Zum Dipol-Elektron

von G.W. Bruhn, Technische Universität Darmstadt

 

Die Tatsache, dass es zwar elektrische Elementarladungen, nicht aber das magnetische Gegenstück, magnetische Monopole, gibt, hat immer wieder zu Versuchen geführt, diese Asymmetrie zu beheben. K. Meyl macht z.B. in [1], S.7, und [2], S.42 ff., insbesondere Gleichung (7), einen sehr radikalen Vorschlag über die Struktur von Elektron und Positron, dessen Konsequenzen unten untersucht werden sollen.

 

 

Im Begleit-Text heißt es:

 

"Wo steckt bei einem negativ geladenen Elektron der Pluspol, wenn es ein elektrischer Dipol sein soll?

Die einzig mögliche Antwort lautet: Im Zentrum des Teilchens!"

 

In [1] und [2] wird die abgebildete Ladungsverteilung bei Elektron und Positron zur Grundlage weitreichender Schlussfolgerungen über die Materie überhaupt gemacht.

Wir wollen bei dem oben beschriebenen Konstrukt von einem "Kugeldipol" sprechen. Nach einem bekannten Satz der Potentialtheorie (s. [3] oder [4]) wäre der Kugeldipol im Raum außerhalb der Ladungskugel feldfrei :  E = 0. Auch jede Ansammlung von Kugeldipolen wäre im Raum außerhalb der einzelnen Kugeldipole feldfrei.

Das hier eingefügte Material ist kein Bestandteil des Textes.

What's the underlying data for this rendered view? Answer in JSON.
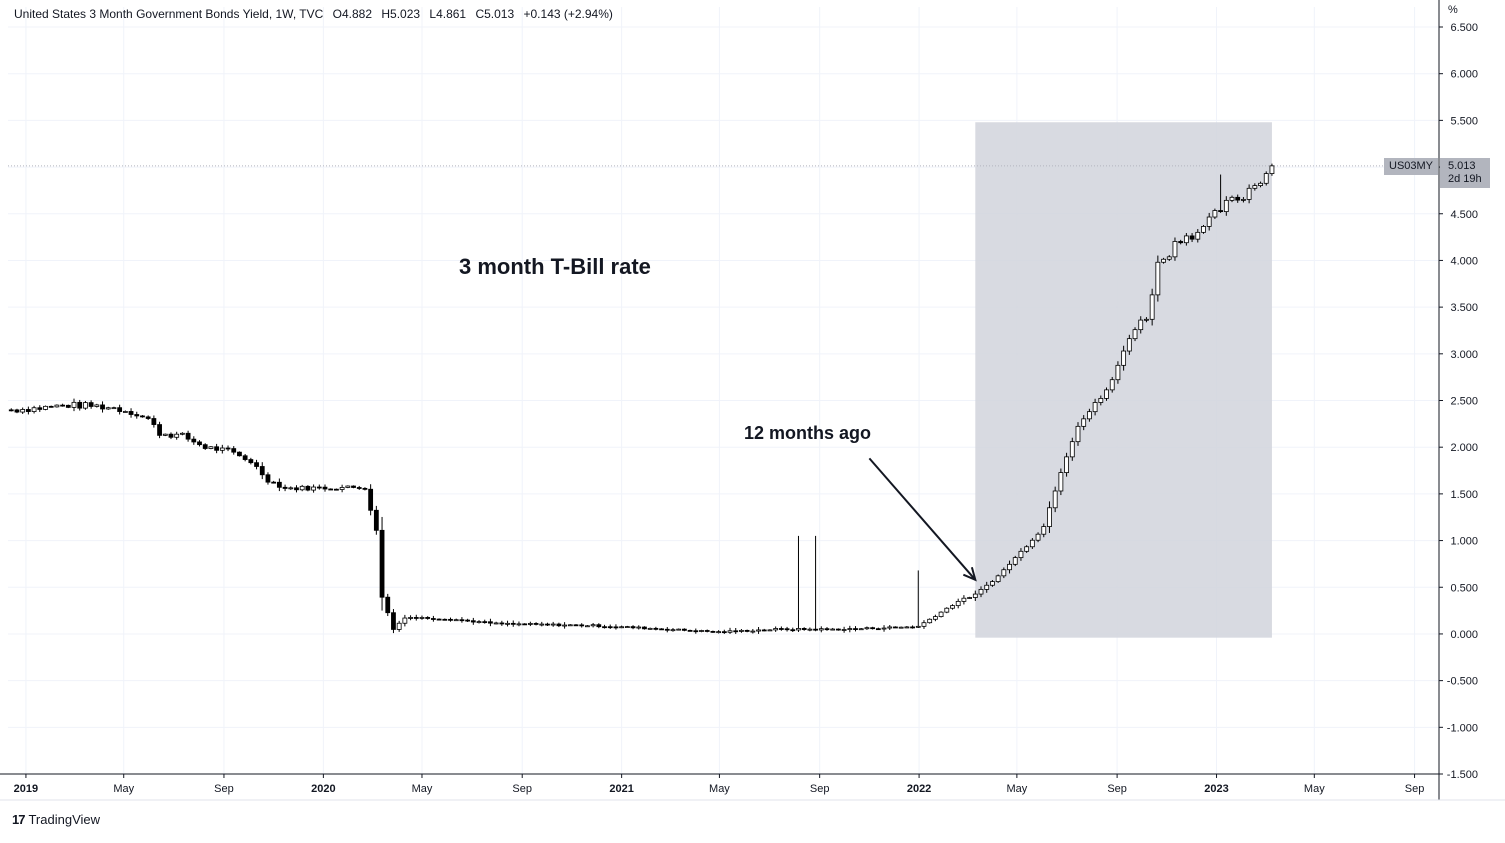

Das Kugeldipol-Elektron widerspricht damit elementaren Erkenntnissen der Experimentalphysik über das Elektron (Coulomb-Gesetz).

Zusatzbemerkung Auch bei ungleichmäßiger Verteilung der Ladung L auf der Kugeloberfläche könnte man das reale und das Dipol-Elektron experimentell sehr deutlich voneinander unterscheiden: Allgemein klingt ein Dipolfeld für große r =|x| proportional zu r-3 ab, das Feld eines Monopols dagegen nur proportional zu r-2 . D.h. bei Verdopplung des Abstandes r =|x| würde man beim Monopol eine Abnahme der Feldstärke auf ein Viertel, beim Dipol dagegen auf ein Achtel beobachten. Es ist aber experimentell erwiesen, dass die elektrischen Felder geladener Materie wie r-2 abklingen, was bei Dipolstruktur der Ladungsträger nicht möglich wäre.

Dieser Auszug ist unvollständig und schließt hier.